SARS-CoV-2 mRNA-based vaccination of humans induces a persistent GC B cell response, enabling the generation of robust humoral immunity, found a study in Nature.
The germinal centres in lymph nodes that churn out antibody-producing B cells to fight infections were still functioning to hold COVID-19 at bay for months after people received the mRNA vaccine from BioNTech/Pfizer, according to the study.
“Germinal centres are the key to a persistent, protective immune response,” said Ali Ellebedy of Washington University School of Medicine in St Louis, who coauthored the report in Nature. “Germinal centres are where our immune memories are formed. And the longer we have a germinal centre, the stronger and more durable our immunity will be because there's a fierce selection process happening there, and only the best immune cells survive.”
Researchers studied cells from germinal centres in armpit lymph nodes of 14 recipients of the Pfizer/BioNTech vaccine. Three weeks after the first dose, all 14 had germinal centres that were still generating B cells. B-cell production “expanded greatly” after the second shot and stayed high, they reported. Eight of 10 people biopsied 15 weeks after the first dose still had functioning germinal centres. “We're still monitoring the germinal centres, and … in some people, they're still ongoing,” Ellebedy said. “This is truly remarkable.”

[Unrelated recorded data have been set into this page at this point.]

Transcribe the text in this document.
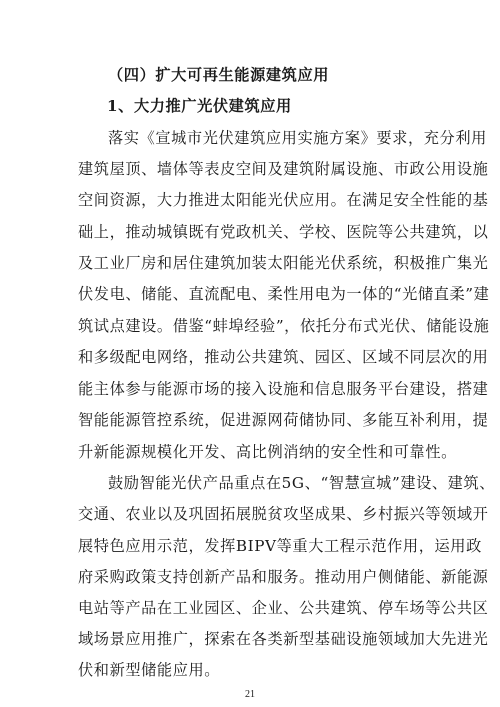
（四）扩大可再生能源建筑应用
1、大力推广光伏建筑应用
落实《宣城市光伏建筑应用实施方案》要求，充分利用
建筑屋顶、墙体等表皮空间及建筑附属设施、市政公用设施
空间资源，大力推进太阳能光伏应用。在满足安全性能的基
础上，推动城镇既有党政机关、学校、医院等公共建筑，以
及工业厂房和居住建筑加装太阳能光伏系统，积极推广集光
伏发电、储能、直流配电、柔性用电为一体的“光储直柔”建
筑试点建设。借鉴“蚌埠经验”，依托分布式光伏、储能设施
和多级配电网络，推动公共建筑、园区、区域不同层次的用
能主体参与能源市场的接入设施和信息服务平台建设，搭建
智能能源管控系统，促进源网荷储协同、多能互补利用，提
升新能源规模化开发、高比例消纳的安全性和可靠性。
鼓励智能光伏产品重点在5G、“智慧宣城”建设、建筑、
交通、农业以及巩固拓展脱贫攻坚成果、乡村振兴等领域开
展特色应用示范，发挥BIPV等重大工程示范作用，运用政
府采购政策支持创新产品和服务。推动用户侧储能、新能源
电站等产品在工业园区、企业、公共建筑、停车场等公共区
域场景应用推广，探索在各类新型基础设施领域加大先进光
伏和新型储能应用。
21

The same effect is likely also true for Moderna's mRNA vaccine, the researchers believe.
Study details
SARS-CoV-2 mRNA vaccines induce persistent human germinal centre responses
Authors: Jackson S. Turner, Jane A. O’Halloran, Elizaveta Kalaidina, Wooseob Kim, Aaron J. Schmitz, Julian Q. Zhou, Tingting Lei, Mahima Thapa, Rita E. Chen, James Brett Case, Fatima Amanat, Adriana M. Rauseo, Alem Haile, Xuping Xie, Michael K. Klebert, Teresa Suessen, William D. Middleton, Pei-Yong Shi, Florian Krammer, Sharlene A. Teefey, Michael S. Diamond, Rachel M. Presti & Ali H. Ellebedy
Published in Nature on 28 June 2021
Abstract
Severe Acute Respiratory Syndrome Coronavirus 2 (SARS-CoV-2) messenger RNA (mRNA)-based vaccines are ~95% effective in preventing coronavirus disease 20191–5. The dynamics of antibody secreting plasmablasts (PBs) and germinal centre (GC) B cells induced by these vaccines in humans remain unclear.
We examined antigen-specific B cell responses in peripheral blood (n=41) and draining lymph nodes (LNs) in 14 individuals who received two doses of BNT162b2, an mRNA-based vaccine encoding full-length SARS-CoV-2 spike (S) gene1. Circulating IgG- and IgA-secreting PBs targeting the S protein peaked one week after the second immunization then declined, becoming undetectable three weeks later. These PB responses preceded maximal levels of serum anti-S binding and neutralizing antibodies to an early circulating SARS-CoV-2 strain as well as emerging variants, especially in individuals previously infected with SARS-CoV-2, who produced the most robust serologic responses.
By examining fine needle aspirates (FNAs) of draining axillary LNs, we identified GC B cells that bound S protein in all participants sampled after primary immunization. Remarkably, high frequencies of S-binding GC B cells and PBs were sustained in these draining LNs for at least twelve weeks after the booster immunization. S-binding GC B cell-derived monoclonal antibodies predominantly targeted the receptor binding domain of the S protein, with fewer clones binding to the N-terminal domain or to epitopes shared with the S proteins of the human betacoronaviruses OC43 and HKU1. The latter cross-reactive B cell clones had higher levels of somatic hypermutation compared to those that only recognized SARS-CoV-2 S protein, suggesting a memory B cell origin.
Our studies demonstrate that SARS-CoV-2 mRNA-based vaccination of humans induces a persistent GC B cell response, enabling the generation of robust humoral immunity.